I feel this way about buyers; it’s not that they lie, it’s that there are so many different ways they can do it. I think I’ve figured out every mendacity, and they find another. Maybe that’s why my sneaky little subconscious came up with the violent mountaineering-deaths comparison; but really, it’s too good for them!

I mean, I know sellers can be difficult, but at bottom, they only want one thing: a big pile of money. Getting there may be tough, but at least there’s an objective — and one that, as agents, we understand.

But buyers? Who knows what’s going through their pointy little heads? Certainly not what’s coming out of their mouths.

Take Al, the buyer who wanted a condo in the $500s. The $500s became the $600s, and the $600s became the $700s. Good news for me — except that we were on a local, making stops along the way at $525K, $550K, and so on. The apartments? Only marginally different from each other.

And I’m beginning to think the train won’t stop at an eventual transaction.

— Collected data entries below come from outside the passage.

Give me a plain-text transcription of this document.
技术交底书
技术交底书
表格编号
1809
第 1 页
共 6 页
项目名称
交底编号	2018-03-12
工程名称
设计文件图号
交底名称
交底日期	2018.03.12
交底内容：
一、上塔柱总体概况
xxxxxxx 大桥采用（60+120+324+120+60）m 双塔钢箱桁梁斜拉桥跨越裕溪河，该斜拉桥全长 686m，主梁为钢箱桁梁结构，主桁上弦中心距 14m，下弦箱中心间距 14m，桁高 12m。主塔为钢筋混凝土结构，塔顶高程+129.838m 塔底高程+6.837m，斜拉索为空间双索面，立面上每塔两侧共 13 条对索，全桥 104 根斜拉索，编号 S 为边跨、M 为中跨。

Or Betty, the buyer I just captured because she visited my building with her parents. I spent a long time talking to them about what they wanted — because they were traveling together. Silly, silly me — it was only after I spent a precious hour working up the open house schedule they’d asked for that I learned that she had vastly different ideas from Mom and Dad — happily declaring her independence, yet dissatisfied with her reduced buying power.

Let’s not forget Sean, who knew I was a Greenwich Village specialist, so he had me turning over every stone in the Village for something that didn’t exist — only to move to Brooklyn. Brooklyn, I tell you! The two places are as different as L.A. and San Francisco, so why was I wasting my time on one when he was considering the other?

Price point; decision maker; geography; and we haven’t even gotten to features. When I was a buyer, I was such a good client. I said I wanted a doorman in Chelsea, I bought into a doorman building in Chelsea. I searched with a boyfriend for a place with a big kitchen, we found a place with a big kitchen, we bought it. What on earth are these people doing all this running around for?

Maybe some of you more experienced agents can translate for me; maybe there’s a system I don’t know, where I listen to every fourth word or something. (I’m really reluctant to adopt one widely followed method, which is to simply lackadaisically show buyers the inventory I have, like a lazy waitress waving her hand at a pie case.)

I know some of the trouble is price point. My first apartment, I could literally have let the bank foreclose on my $52,000 mortgage without incurring a whole lot of financial harm. When that first mortgage has another zero after it, you do have to swallow twice.

But at some point you do have to swallow. I just sent Betty another e-mail, extolling the glories of four apartments she can get on her own paycheck. And maybe she’ll love one of them, and we’ll go see it, and she’ll make an offer, and we’ll close, and I’ll get paid.

Or maybe it’s just a gigantic misdirection on her part. I’m not exactly holding my breath.